I always wanted to learn debate, but today at work, emotions ran high over an argument regarding a product launch.  I felt terrible because I caused suffering for the other person, which is the last thing I want to do with anyone.  I care about my employer and his family and even have an uncanny karmic bond with all of them, which I won’t disclose in this article.  So, I felt sorrow that I caused suffering.

Debate skills and etiquette are essential for mastering leadership roles in any company.  So, I decided to learn debate to address my inability to advance my arguments without emotion.  That way, I can zero in on the points of agreement and disputation without getting emotionally wired.  After all, emotions are merely our body’s drive to survive, our self-preservation, and not our true essence, which I believe is unconditional love.  It’s a theory I take from author Paul Friedman.

So, I looked at Udemy and found a course on debating, and I bought two books on professional debate, which I just started reading.  I also looked into prestigious debate clubs in Canada to find an online course.  However, debate clubs cater to high-school students and some to universities.  The U of C debate team is world-class, so I contacted the university debate club to see if I could join but received no reply.

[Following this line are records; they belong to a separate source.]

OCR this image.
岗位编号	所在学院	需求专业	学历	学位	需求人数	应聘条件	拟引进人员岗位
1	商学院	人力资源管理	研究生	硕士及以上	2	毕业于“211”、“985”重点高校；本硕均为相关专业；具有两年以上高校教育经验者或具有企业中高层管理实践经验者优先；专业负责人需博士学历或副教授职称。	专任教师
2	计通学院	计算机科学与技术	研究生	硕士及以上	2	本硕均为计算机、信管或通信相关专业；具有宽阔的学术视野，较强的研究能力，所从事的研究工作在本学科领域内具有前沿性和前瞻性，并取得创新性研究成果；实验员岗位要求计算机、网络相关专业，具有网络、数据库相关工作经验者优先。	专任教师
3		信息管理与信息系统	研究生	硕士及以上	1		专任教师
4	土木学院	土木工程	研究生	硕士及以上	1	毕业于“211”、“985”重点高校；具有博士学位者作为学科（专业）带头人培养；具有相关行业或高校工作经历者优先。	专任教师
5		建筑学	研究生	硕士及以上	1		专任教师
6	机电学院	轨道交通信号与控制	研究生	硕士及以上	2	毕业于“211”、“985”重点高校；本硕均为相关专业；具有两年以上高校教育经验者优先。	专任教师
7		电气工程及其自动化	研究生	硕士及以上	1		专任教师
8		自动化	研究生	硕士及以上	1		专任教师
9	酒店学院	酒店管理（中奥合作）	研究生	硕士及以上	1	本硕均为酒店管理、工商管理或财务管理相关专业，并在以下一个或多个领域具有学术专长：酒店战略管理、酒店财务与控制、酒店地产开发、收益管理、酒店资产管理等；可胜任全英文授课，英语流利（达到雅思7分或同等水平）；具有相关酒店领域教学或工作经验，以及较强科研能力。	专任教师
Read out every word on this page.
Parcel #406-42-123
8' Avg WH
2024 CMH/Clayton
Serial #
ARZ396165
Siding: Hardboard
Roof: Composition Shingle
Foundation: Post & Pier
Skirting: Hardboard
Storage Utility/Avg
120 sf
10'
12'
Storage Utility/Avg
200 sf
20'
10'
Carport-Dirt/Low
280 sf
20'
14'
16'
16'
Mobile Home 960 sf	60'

I aim to learn debate to analyze and debate philosophers’ views on academia.  I want to find points of agreement and disagreement related to the model of academia I hope to advance, which proposes the end of academic theories that pit an oppressor against a victim.  Billionaires’ biases, or their money, have the ability to advance who gets persecuted in the oppressor/victim dichotomy, and this model needs to be discontinued, in my view.  It must be replaced with university policies that promote everyone’s interest—advocating for love for all.  Isn’t that a better value to pursue than demonizing a group or an individual?

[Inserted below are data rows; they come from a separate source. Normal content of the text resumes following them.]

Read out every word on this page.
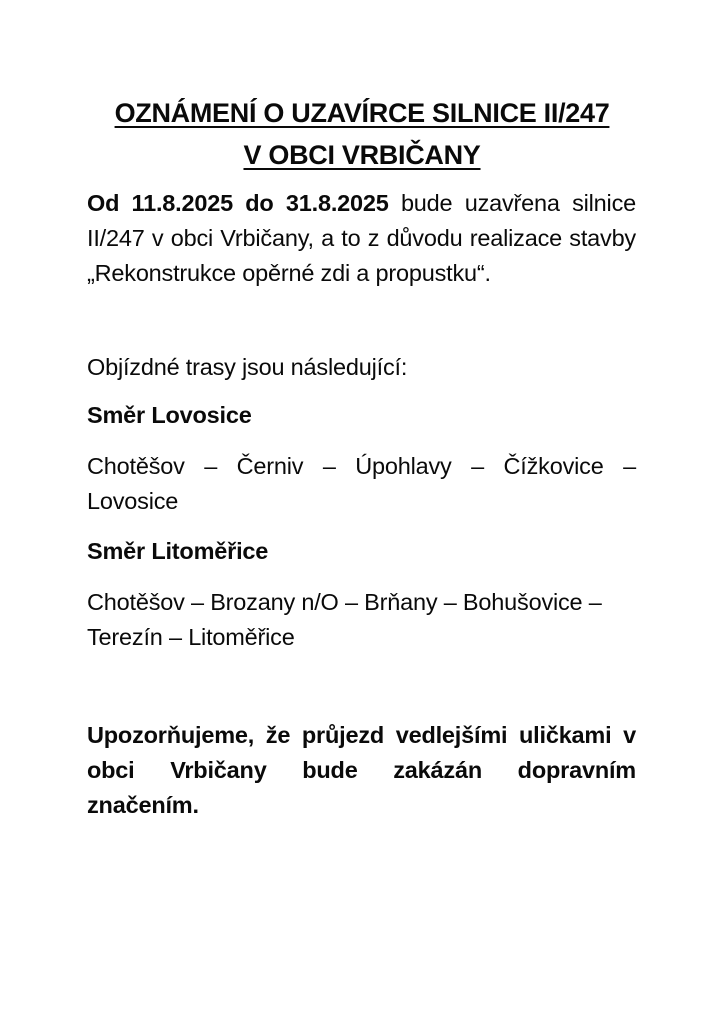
OZNÁMENÍ O UZAVÍRCE SILNICE II/247
V OBCI VRBIČANY

Od 11.8.2025 do 31.8.2025 bude uzavřena silnice II/247 v obci Vrbičany, a to z důvodu realizace stavby „Rekonstrukce opěrné zdi a propustku“.

Objízdné trasy jsou následující:

Směr Lovosice

Chotěšov – Černiv – Úpohlavy – Čížkovice – Lovosice

Směr Litoměřice

Chotěšov – Brozany n/O – Brňany – Bohušovice – Terezín – Litoměřice

Upozorňujeme, že průjezd vedlejšími uličkami v obci Vrbičany bude zakázán dopravním značením.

So, I started reading a book on debate, which proved that the art of debate is entirely new to me.  In other words, the learning curve is super high.  But I believe I’m meant to learn how to debate since I’ve always wanted to learn how.  That goes for all our desires that we’ve toyed with but never realized–if they’re healthy, it’s our duty to manifest them!

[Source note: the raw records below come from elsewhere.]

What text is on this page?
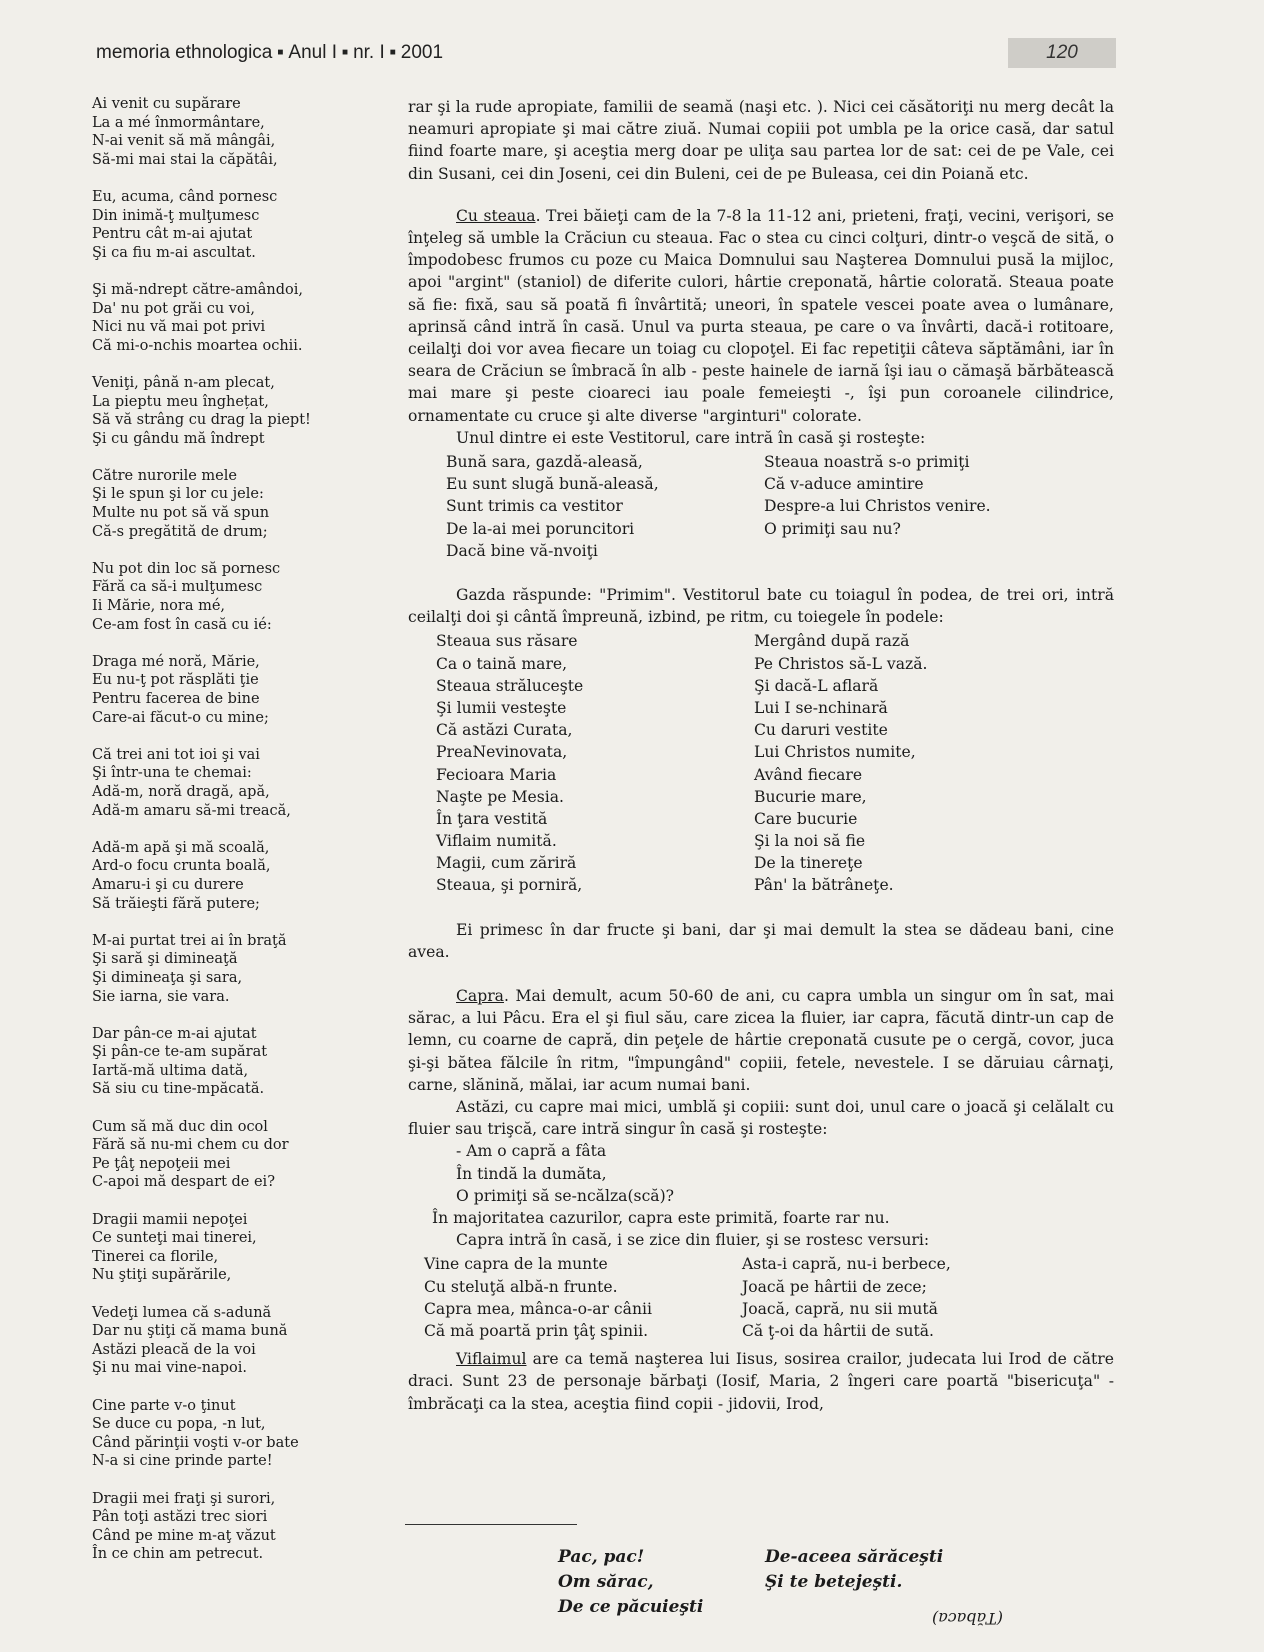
memoria ethnologica ■ Anul I ■ nr. I ■ 2001	120
Ai venit cu supărare
La a mé înmormântare,
N-ai venit să mă mângâi,
Să-mi mai stai la căpătâi,
Eu, acuma, când pornesc
Din inimă-ţ mulţumesc
Pentru cât m-ai ajutat
Şi ca fiu m-ai ascultat.
Şi mă-ndrept către-amândoi,
Da' nu pot grăi cu voi,
Nici nu vă mai pot privi
Că mi-o-nchis moartea ochii.
Veniţi, până n-am plecat,
La pieptu meu înghețat,
Să vă strâng cu drag la piept!
Şi cu gându mă îndrept
Către nurorile mele
Şi le spun şi lor cu jele:
Multe nu pot să vă spun
Că-s pregătită de drum;
Nu pot din loc să pornesc
Fără ca să-i mulţumesc
Ii Mărie, nora mé,
Ce-am fost în casă cu ié:
Draga mé noră, Mărie,
Eu nu-ţ pot răsplăti ţie
Pentru facerea de bine
Care-ai făcut-o cu mine;
Că trei ani tot ioi şi vai
Şi într-una te chemai:
Adă-m, noră dragă, apă,
Adă-m amaru să-mi treacă,
Adă-m apă şi mă scoală,
Ard-o focu crunta boală,
Amaru-i şi cu durere
Să trăieşti fără putere;
M-ai purtat trei ai în braţă
Şi sară şi dimineaţă
Şi dimineaţa şi sara,
Sie iarna, sie vara.
Dar pân-ce m-ai ajutat
Şi pân-ce te-am supărat
Iartă-mă ultima dată,
Să siu cu tine-mpăcată.
Cum să mă duc din ocol
Fără să nu-mi chem cu dor
Pe ţâţ nepoţeii mei
C-apoi mă despart de ei?
Dragii mamii nepoţei
Ce sunteţi mai tinerei,
Tinerei ca florile,
Nu ştiţi supărările,
Vedeţi lumea că s-adună
Dar nu ştiţi că mama bună
Astăzi pleacă de la voi
Şi nu mai vine-napoi.
Cine parte v-o ţinut
Se duce cu popa, -n lut,
Când părinţii voşti v-or bate
N-a si cine prinde parte!
Dragii mei fraţi şi surori,
Pân toţi astăzi trec siori
Când pe mine m-aţ văzut
În ce chin am petrecut.

rar şi la rude apropiate, familii de seamă (naşi etc. ). Nici cei căsătoriţi nu merg decât la neamuri apropiate şi mai către ziuă. Numai copiii pot umbla pe la orice casă, dar satul fiind foarte mare, şi aceştia merg doar pe uliţa sau partea lor de sat: cei de pe Vale, cei din Susani, cei din Joseni, cei din Buleni, cei de pe Buleasa, cei din Poiană etc.

Cu steaua. Trei băieţi cam de la 7-8 la 11-12 ani, prieteni, fraţi, vecini, verişori, se înţeleg să umble la Crăciun cu steaua. Fac o stea cu cinci colţuri, dintr-o veşcă de sită, o împodobesc frumos cu poze cu Maica Domnului sau Naşterea Domnului pusă la mijloc, apoi "argint" (staniol) de diferite culori, hârtie creponată, hârtie colorată. Steaua poate să fie: fixă, sau să poată fi învârtită; uneori, în spatele vescei poate avea o lumânare, aprinsă când intră în casă. Unul va purta steaua, pe care o va învârti, dacă-i rotitoare, ceilalţi doi vor avea fiecare un toiag cu clopoţel. Ei fac repetiţii câteva săptămâni, iar în seara de Crăciun se îmbracă în alb - peste hainele de iarnă îşi iau o cămaşă bărbătească mai mare şi peste cioareci iau poale femeieşti -, îşi pun coroanele cilindrice, ornamentate cu cruce şi alte diverse "arginturi" colorate.

Unul dintre ei este Vestitorul, care intră în casă şi rosteşte:

Bună sara, gazdă-aleasă,
Eu sunt slugă bună-aleasă,
Sunt trimis ca vestitor
De la-ai mei poruncitori
Dacă bine vă-nvoiţi
Steaua noastră s-o primiţi
Că v-aduce amintire
Despre-a lui Christos venire.
O primiţi sau nu?

Gazda răspunde: "Primim". Vestitorul bate cu toiagul în podea, de trei ori, intră ceilalţi doi şi cântă împreună, izbind, pe ritm, cu toiegele în podele:

Steaua sus răsare
Ca o taină mare,
Steaua străluceşte
Şi lumii vesteşte
Că astăzi Curata,
PreaNevinovata,
Fecioara Maria
Naşte pe Mesia.
În ţara vestită
Viflaim numită.
Magii, cum zăriră
Steaua, şi porniră,
Mergând după rază
Pe Christos să-L vază.
Şi dacă-L aflară
Lui I se-nchinară
Cu daruri vestite
Lui Christos numite,
Având fiecare
Bucurie mare,
Care bucurie
Şi la noi să fie
De la tinereţe
Pân' la bătrâneţe.

Ei primesc în dar fructe şi bani, dar şi mai demult la stea se dădeau bani, cine avea.

Capra. Mai demult, acum 50-60 de ani, cu capra umbla un singur om în sat, mai sărac, a lui Pâcu. Era el şi fiul său, care zicea la fluier, iar capra, făcută dintr-un cap de lemn, cu coarne de capră, din peţele de hârtie creponată cusute pe o cergă, covor, juca şi-şi bătea fălcile în ritm, "împungând" copiii, fetele, nevestele. I se dăruiau cârnaţi, carne, slănină, mălai, iar acum numai bani.

Astăzi, cu capre mai mici, umblă şi copiii: sunt doi, unul care o joacă şi celălalt cu fluier sau trişcă, care intră singur în casă şi rosteşte:

- Am o capră a fâta
În tindă la dumăta,
O primiţi să se-ncălza(scă)?

În majoritatea cazurilor, capra este primită, foarte rar nu.

Capra intră în casă, i se zice din fluier, şi se rostesc versuri:

Vine capra de la munte
Cu steluţă albă-n frunte.
Capra mea, mânca-o-ar cânii
Că mă poartă prin ţâţ spinii.
Asta-i capră, nu-i berbece,
Joacă pe hârtii de zece;
Joacă, capră, nu sii mută
Că ţ-oi da hârtii de sută.

Viflaimul are ca temă naşterea lui Iisus, sosirea crailor, judecata lui Irod de către draci. Sunt 23 de personaje bărbaţi (Iosif, Maria, 2 îngeri care poartă "bisericuţa" - îmbrăcaţi ca la stea, aceştia fiind copii - jidovii, Irod,

Pac, pac!
Om sărac,
De ce păcuieşti
De-aceea sărăceşti
Şi te betejeşti.
(Tăbaca)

Debate is one of those passions I’ve never addressed—until now.  So, here are some essential insights I’ve gleaned from resources so far about the craft of debate:

  • Research a topic for debate, blocking out sections that provide strong arguments that we agree or disagree with. We need to find a response to these blocks later.
  • Summarize the block with one sentence.
  • Find the most vital sentence in that block and reword it in our own words.
  • Find and address weaknesses in our rebuttals.
  • Study philosophers, as they can contribute to the strength of any debate.
  • Study the philosophers as if we’re researching their views—blocking the points we agree and disagree with to later confirm or dispute.

As a result of this insight, I will set up a YouTube channel where I compile philosophers who discuss academia’s quotes.  Then, I plan on finding argumentation and support for my model of unconditional love in academia, which I plan to turn into a book.

Why not? If we have an idea for systemic change that leads to more beneficial outcomes for everyone, then perhaps studying debate is a first step.  And if we care about our employers and colleagues, debate and its etiquette are vital skills to learn.